Factories that rely on a steady source of anhydrous sodium metasilicate cannot afford unsteady deliveries or fluctuating composition. Our storage, transport, and logistics teams draw from years of handling global supply routes, preparing every load to weather customs, distance, and shifting conditions. The lessons here are practical — failure-proof bulk loading valves, proper tarpaulin wrapping, real-time tracking, and a cross-trained logistics crew. These hands-on steps mean customers aren’t left short in the middle of a production run.
We’ve seen, year after year, that operation managers prize reliability every bit as much as technical purity. Losing a day’s output to delayed or mismatched silicate shipments costs more than any energy saving at the plant. We’ve structured our ordering cycles, buffer warehousing, and inventory tracking with this reality front and center.
Chemical production doesn’t stand still. Laws, guidelines, and customer expectations move rapidly, especially with rising environmental and workplace safety standards. Our approach isn’t to shortcut compliance; we stay engaged with regulatory changes both in our home region and in major export markets. Ever since stricter labeling and hazard communication rules came in, our staff training shifted to emphasize not only how to meet documentation needs, but also how to keep real-world performance in mind.
Whether it's reclassifying dust hazards or re-optimizing packaging to meet stricter limits,we tackle changes head-on through discussions with those who use our chemicals daily. Fielding questions directly,working through approval cycles,and running side-by-side trials with new labels or container types ensure that the product not only meets written requirements but also functions well under live shop floor conditions.
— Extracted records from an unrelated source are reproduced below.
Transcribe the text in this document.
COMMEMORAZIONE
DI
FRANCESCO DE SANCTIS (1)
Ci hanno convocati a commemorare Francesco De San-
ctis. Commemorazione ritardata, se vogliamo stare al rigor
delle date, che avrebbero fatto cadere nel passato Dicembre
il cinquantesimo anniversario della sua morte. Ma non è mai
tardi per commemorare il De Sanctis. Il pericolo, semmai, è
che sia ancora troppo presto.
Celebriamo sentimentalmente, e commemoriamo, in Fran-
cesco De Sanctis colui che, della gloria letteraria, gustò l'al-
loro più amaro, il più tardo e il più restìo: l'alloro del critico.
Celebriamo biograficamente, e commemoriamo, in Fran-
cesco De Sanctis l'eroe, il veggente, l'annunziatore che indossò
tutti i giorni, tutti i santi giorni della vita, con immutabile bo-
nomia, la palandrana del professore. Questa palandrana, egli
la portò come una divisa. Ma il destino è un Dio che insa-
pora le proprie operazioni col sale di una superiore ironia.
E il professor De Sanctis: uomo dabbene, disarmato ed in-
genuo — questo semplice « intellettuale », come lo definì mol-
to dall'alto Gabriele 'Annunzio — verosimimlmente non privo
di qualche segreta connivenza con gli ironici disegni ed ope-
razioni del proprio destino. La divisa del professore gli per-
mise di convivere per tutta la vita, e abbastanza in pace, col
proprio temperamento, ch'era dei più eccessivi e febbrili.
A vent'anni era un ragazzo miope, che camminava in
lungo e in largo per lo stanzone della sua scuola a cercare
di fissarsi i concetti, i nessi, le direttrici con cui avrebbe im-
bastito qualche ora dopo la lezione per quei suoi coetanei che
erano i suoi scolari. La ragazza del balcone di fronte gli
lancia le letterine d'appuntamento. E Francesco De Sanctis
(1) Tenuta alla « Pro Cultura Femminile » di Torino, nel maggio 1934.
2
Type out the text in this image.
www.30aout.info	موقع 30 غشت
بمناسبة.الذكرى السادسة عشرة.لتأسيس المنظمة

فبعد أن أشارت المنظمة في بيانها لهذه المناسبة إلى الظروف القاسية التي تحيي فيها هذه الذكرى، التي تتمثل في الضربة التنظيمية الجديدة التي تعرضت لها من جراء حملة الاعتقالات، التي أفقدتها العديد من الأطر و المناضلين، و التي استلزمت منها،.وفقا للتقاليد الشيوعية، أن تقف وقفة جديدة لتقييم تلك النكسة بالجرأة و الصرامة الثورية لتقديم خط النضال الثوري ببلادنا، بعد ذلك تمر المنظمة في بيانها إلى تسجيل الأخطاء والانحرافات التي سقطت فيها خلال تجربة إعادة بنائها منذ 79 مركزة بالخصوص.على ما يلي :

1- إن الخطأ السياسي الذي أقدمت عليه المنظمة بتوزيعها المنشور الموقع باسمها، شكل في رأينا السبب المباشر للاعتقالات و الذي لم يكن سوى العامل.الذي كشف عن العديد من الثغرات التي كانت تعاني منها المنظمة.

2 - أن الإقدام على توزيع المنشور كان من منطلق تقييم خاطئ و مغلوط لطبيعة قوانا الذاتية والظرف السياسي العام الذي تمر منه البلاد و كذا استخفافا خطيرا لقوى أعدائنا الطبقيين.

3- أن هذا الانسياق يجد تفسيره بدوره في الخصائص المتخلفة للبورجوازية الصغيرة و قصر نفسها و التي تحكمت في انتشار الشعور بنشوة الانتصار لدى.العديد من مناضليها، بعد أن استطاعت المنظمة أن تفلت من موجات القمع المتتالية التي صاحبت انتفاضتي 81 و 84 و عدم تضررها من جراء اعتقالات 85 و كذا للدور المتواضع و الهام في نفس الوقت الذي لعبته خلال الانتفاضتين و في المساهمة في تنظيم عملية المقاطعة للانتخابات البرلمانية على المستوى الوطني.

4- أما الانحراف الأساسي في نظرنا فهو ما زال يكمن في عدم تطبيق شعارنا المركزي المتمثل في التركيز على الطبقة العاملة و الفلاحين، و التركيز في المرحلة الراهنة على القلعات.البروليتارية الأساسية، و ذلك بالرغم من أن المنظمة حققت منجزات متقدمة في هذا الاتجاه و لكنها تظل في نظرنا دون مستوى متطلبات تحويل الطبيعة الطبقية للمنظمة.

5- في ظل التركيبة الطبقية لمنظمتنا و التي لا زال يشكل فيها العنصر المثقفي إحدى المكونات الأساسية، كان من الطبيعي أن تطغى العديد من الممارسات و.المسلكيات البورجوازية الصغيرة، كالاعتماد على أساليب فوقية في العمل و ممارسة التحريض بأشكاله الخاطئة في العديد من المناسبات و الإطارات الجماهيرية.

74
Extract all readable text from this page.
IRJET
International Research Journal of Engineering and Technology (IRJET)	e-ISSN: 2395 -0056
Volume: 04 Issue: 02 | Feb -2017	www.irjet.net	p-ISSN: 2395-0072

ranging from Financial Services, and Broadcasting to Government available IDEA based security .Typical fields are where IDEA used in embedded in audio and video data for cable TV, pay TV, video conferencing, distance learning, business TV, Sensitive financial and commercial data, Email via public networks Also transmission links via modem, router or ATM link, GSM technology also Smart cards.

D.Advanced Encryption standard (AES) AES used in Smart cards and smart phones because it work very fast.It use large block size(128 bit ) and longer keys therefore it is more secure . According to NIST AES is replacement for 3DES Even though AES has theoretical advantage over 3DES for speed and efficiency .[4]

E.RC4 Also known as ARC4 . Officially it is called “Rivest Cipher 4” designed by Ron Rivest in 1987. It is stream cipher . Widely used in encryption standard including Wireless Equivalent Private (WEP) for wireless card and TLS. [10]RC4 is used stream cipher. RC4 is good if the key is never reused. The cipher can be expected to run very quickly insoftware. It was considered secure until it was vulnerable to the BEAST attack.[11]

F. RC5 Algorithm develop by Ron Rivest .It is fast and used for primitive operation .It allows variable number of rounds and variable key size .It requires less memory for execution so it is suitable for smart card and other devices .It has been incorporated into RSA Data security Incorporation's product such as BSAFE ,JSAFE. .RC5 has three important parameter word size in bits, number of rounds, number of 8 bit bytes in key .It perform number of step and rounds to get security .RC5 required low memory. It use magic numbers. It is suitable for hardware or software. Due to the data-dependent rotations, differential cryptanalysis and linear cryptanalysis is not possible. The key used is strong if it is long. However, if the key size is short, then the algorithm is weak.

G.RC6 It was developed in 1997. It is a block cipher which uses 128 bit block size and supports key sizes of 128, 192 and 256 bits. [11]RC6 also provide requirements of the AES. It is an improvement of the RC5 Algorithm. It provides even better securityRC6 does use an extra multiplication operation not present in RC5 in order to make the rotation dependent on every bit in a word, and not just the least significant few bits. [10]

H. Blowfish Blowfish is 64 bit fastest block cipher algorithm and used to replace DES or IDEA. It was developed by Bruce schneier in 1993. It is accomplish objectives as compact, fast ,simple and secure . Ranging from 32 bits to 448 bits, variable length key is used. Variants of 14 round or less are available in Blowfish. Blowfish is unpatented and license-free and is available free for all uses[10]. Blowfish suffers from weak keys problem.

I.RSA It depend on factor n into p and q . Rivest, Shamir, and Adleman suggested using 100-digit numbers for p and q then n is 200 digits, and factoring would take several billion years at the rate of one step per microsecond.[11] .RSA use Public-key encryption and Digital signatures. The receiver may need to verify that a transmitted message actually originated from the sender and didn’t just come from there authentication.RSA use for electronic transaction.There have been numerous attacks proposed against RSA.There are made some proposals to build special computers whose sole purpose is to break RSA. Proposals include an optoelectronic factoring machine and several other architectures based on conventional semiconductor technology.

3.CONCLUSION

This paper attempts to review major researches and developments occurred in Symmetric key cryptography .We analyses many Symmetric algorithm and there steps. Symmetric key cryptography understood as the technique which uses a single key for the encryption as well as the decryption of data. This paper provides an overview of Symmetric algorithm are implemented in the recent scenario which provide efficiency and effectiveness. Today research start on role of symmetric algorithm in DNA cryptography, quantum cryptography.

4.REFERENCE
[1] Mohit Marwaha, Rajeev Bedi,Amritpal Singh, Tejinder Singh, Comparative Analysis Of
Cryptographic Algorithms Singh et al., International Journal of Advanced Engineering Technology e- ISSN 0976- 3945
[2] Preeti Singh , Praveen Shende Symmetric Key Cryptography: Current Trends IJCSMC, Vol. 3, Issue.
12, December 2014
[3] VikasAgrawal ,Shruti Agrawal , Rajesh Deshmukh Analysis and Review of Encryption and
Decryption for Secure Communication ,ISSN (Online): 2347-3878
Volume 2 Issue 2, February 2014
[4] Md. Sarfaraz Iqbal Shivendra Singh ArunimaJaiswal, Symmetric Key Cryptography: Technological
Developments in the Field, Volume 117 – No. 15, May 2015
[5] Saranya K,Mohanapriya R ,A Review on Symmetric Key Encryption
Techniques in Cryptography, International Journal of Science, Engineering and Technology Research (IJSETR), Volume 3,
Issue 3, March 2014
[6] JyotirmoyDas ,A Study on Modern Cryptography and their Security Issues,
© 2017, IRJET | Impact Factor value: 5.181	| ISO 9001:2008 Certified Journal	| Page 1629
The distinction between a commodity chemical and a process-friendly raw material depends on roots in hands-on practice,not theoretical brochures. Our years of work — blending,troubleshooting,collaborating with users at their own sites — have shaped our approach to anhydrous sodium metasilicate. Every process tweak and packaging innovation tells a small part of the wider story.
We see the results in how smoothly our customers run their plants,and in the practical,real-life issues we solve together. Sodium metasilicate,especially in its anhydrous form,bridges theory and practice — and only those of us who produce and use it daily know just how wide that bridge really is.